Introduction Echocardiographic evaluation of severe aortic stenosis (SAS) is is important to guide the therapeutic approach but often challenging. Recent studies have demonstrated that the ratio of acceleration time/ejection time (AT/ET) is a simple and reproducible echocardiographic parameter that integrates aortic stenosis severity evaluation and adds information on patient's prognosis. Aim The aim of the study is to investigate the role of the ratio of acceleration time (AT) and ejection time (ET) and its major determinants in severe aortic stenosis . Methods Consecutive echocardiograms of patients with severe AS referred to our center were analyzed offline using Tomtec Arena (Tomtec, Untershlei heim, Germany).
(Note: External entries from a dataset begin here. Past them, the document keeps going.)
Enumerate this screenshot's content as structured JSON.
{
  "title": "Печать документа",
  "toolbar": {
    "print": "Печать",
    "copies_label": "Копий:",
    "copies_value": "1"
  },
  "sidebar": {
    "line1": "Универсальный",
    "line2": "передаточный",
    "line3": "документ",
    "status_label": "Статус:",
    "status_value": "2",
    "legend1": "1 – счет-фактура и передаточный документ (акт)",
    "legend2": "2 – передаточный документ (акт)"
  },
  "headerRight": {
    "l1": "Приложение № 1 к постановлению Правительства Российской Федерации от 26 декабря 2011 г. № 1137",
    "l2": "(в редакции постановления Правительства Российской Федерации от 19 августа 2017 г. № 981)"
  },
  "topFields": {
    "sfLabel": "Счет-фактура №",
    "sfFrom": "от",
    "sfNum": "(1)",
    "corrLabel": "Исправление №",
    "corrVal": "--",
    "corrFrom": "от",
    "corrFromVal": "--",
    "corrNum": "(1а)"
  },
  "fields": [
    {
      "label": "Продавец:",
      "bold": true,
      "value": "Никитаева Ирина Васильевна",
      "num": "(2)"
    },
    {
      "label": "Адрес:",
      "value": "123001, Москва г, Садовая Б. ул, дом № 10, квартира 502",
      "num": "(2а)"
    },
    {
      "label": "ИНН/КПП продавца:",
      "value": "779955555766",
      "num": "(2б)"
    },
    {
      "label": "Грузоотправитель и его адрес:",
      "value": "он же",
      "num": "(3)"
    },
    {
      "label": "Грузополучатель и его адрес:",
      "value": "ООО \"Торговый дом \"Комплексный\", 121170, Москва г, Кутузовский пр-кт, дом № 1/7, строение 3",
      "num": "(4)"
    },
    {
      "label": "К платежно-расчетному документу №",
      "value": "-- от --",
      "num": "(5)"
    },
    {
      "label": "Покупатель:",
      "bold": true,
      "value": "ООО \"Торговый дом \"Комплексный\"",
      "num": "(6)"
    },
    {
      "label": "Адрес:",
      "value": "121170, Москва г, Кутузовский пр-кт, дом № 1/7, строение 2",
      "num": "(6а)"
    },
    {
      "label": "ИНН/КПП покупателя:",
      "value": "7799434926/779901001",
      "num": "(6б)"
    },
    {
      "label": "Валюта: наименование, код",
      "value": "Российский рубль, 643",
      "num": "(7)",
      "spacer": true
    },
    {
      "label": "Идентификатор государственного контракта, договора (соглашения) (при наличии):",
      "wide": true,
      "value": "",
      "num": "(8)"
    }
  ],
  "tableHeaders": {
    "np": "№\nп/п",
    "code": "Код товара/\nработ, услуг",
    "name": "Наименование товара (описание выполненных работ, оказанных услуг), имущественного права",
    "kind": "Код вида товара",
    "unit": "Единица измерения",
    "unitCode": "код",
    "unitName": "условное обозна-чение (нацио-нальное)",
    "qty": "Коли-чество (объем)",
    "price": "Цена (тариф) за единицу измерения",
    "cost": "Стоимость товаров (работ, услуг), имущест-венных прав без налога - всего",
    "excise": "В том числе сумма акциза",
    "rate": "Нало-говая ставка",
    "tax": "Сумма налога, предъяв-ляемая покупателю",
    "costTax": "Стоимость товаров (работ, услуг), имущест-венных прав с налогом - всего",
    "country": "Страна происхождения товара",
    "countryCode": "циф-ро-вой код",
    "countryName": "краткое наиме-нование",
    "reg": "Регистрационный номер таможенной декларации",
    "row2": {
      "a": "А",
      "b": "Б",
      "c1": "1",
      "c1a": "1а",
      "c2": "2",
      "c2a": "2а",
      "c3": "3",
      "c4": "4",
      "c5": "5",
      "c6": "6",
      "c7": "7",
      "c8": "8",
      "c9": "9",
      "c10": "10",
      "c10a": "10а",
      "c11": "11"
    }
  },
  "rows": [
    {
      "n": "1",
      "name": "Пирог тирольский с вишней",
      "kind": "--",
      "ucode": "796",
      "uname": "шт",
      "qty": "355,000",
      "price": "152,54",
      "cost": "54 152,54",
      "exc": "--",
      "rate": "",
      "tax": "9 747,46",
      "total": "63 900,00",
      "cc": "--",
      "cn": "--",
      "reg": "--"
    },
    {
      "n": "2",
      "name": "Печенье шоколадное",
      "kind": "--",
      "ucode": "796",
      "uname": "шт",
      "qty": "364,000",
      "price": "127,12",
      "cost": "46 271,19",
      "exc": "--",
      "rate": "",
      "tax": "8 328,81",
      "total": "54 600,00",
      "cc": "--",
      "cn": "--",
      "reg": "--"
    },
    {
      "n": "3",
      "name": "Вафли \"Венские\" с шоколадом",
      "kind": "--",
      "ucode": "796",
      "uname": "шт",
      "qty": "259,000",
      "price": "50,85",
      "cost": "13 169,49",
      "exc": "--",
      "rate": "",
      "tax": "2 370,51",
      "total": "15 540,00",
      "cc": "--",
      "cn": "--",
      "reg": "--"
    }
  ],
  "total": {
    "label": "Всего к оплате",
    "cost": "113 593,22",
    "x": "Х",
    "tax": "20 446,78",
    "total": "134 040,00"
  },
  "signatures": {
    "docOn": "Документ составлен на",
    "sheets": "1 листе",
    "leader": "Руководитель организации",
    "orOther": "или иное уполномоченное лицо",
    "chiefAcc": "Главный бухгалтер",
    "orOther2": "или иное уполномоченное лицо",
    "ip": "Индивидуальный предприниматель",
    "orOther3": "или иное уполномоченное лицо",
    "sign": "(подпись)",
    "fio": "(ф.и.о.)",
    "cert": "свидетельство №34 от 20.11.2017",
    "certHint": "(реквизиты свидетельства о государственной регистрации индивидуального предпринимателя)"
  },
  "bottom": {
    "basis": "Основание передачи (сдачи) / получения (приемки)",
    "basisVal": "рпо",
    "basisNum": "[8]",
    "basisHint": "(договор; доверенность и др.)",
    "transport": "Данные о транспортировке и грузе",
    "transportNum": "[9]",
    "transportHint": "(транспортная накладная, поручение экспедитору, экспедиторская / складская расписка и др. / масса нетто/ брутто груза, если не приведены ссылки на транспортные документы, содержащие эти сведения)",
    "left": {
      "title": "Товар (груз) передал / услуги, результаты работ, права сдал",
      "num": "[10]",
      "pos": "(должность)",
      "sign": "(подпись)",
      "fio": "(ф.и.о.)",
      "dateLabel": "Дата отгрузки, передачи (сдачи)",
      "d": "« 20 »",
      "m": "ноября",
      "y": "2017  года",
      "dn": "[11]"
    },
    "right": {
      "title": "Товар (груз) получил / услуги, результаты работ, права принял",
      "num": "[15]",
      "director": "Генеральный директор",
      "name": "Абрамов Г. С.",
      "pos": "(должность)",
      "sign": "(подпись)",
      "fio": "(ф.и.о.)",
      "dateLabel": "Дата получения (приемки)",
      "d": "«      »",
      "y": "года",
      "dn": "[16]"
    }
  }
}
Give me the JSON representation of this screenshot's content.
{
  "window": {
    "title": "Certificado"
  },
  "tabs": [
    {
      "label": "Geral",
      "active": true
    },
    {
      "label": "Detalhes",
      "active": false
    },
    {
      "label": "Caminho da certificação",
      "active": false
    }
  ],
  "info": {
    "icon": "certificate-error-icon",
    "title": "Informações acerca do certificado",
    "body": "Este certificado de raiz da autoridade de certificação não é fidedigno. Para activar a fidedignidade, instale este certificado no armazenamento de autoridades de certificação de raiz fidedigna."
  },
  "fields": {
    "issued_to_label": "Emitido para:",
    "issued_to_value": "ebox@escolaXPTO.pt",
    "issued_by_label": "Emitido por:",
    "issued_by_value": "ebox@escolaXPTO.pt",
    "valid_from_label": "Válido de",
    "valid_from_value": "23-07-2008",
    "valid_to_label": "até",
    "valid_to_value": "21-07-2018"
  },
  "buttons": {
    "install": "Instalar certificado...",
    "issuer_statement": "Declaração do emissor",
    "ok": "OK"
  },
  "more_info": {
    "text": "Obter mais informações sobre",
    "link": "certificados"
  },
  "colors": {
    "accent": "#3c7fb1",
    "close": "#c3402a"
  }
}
AT was measured from the start of the CW Doppler aortic wave, to the peak of the aortic jet. ET was calculated from the same starting point, to the end of the CW Doppler aortic wave. Results A total of 135 patients with severe aortic stenosis formed the study cohort: patients with AT/ET below the median value of 0.35 (vs. higher) presented lower LVEDV (60 vs. 71 ml/mq; p 0.014), left ventricle mass index (116 vs 130 g/m2; p 0.035) and higher LVEF (58 vs 50%; p 0.001), GLS (- 14 vs - 12%; p 0.025), FAC (46 vs 41%; p 0.01), SBP (141 vs 131 mmHg; p 0.003). At multivariable analysis the major AT/ET determinants were systolic arterial pressure and bi-ventricular performance parameters. The following nested regression were created: the first inclusive of systolic arterial pressure (PAS), fractional area change (FAC), left ventricular mass indexed (LVMI), global longitudinal strain (GLS) (R2=0.48 p<0.001), the second inclusive of PAS, FAC, LVMI, GLS, AVA (R2=0.57, p<0.001), the third inclusive of PAS, FAC, LVMI, LVEF, AVA (R2=0.64, p<0.001). Conclusion Our study demonstrated that AT/ET ratio relates quite well with LV performance in the context of SAS. An high ACT/ET ratio tends to be associated with a poor bi-ventricular performance and LV negative remodeling. It is possible that this simple parameter in the next future could help in staging the disease among SAS patients.